Different electromagnetic physical representations of the Dirac's oscillator according with its spatial dimension

TL;DR

This paper explores how Dirac's oscillator exhibits different electromagnetic properties depending on its spatial dimension, revealing unique physical representations in 1D, 2D, and 3D.

Contribution

It demonstrates the dimensional dependence of Dirac's oscillator's electromagnetic nature using covariant methods, highlighting new physical interpretations for each dimension.

Findings

(3+1)D DO models a neutral fermion with magnetic dipole in a dielectric medium.

(2+1)D DO describes a relativistic fermion under a uniform magnetic field.
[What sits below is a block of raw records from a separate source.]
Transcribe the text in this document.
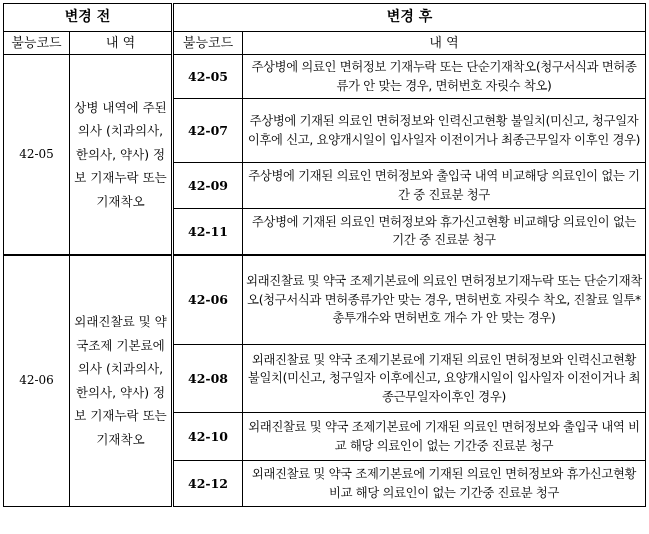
변경 전		변경 후	
불능코드	내 역	불능코드	내 역
42-05	상병 내역에 주된 의사 (치과의사, 한의사, 약사) 정보 기재누락 또는 기재착오	42-05	주상병에 의료인 면허정보 기재누락 또는 단순기재착오(청구서식과 면허종류가 안 맞는 경우, 면허번호 자릿수 착오)
		42-07	주상병에 기재된 의료인 면허정보와 인력신고현황 불일치(미신고, 청구일자 이후에 신고, 요양개시일이 입사일자 이전이거나 최종근무일자 이후인 경우)
		42-09	주상병에 기재된 의료인 면허정보와 출입국 내역 비교해당 의료인이 없는 기간 중 진료분 청구
		42-11	주상병에 기재된 의료인 면허정보와 휴가신고현황 비교해당 의료인이 없는 기간 중 진료분 청구
42-06	외래진찰료 및 약국조제 기본료에 의사 (치과의사, 한의사, 약사) 정보 기재누락 또는 기재착오	42-06	외래진찰료 및 약국 조제기본료에 의료인 면허정보기재누락 또는 단순기재착오(청구서식과 면허종류가안 맞는 경우, 면허번호 자릿수 착오, 진찰료 일투*총투개수와 면허번호 개수 가 안 맞는 경우)
		42-08	외래진찰료 및 약국 조제기본료에 기재된 의료인 면허정보와 인력신고현황 불일치(미신고, 청구일자 이후에신고, 요양개시일이 입사일자 이전이거나 최종근무일자이후인 경우)
		42-10	외래진찰료 및 약국 조제기본료에 기재된 의료인 면허정보와 출입국 내역 비교 해당 의료인이 없는 기간중 진료분 청구
		42-12	외래진찰료 및 약국 조제기본료에 기재된 의료인 면허정보와 휴가신고현황 비교 해당 의료인이 없는 기간중 진료분 청구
(1+1)D DO corresponds to a charged fermion interacting with a linear electric field.

Abstract

Dirac's oscillator (DO) is one of the most studied systems in the Relativistic Quantum Mechanics and in the physical-mathematics. In particular, we show that this system has an unique property which it has not ever seen in other known systems: According to its spatial dimensionality, DO represent physical systems with very different electromagnetic nature. So far in the literature, it has been proved using the covariant method the gauge invariance of the Dirac's oscillator potential. It has also shown that in (3+1)dimensions the DO represents a relativistic and electrically neutral fermion with magnetic dipole momentum, into a dielectric medium with spherical symmetry and under the effect of an electric field which depends of the radial distance. In this work,and using the same methodology, we show that (2+1) dimensional DO represents a 1/2-spin relativistic fermion under the effect of a uniform and perpendicular external magnetic field; whereas in (1+1) dimensions DO reproduces a relativistic and electrically charged fermion interacting with a linear electric field. Additionally, we prove that DO does not have chiral invariance, independent of its dimensionality, due to the interaction potential which breaks explicitly the chiral symmetry $U(1)_R \times U(1)_L$ but it preserves the global gauge symmetry $U(1)$.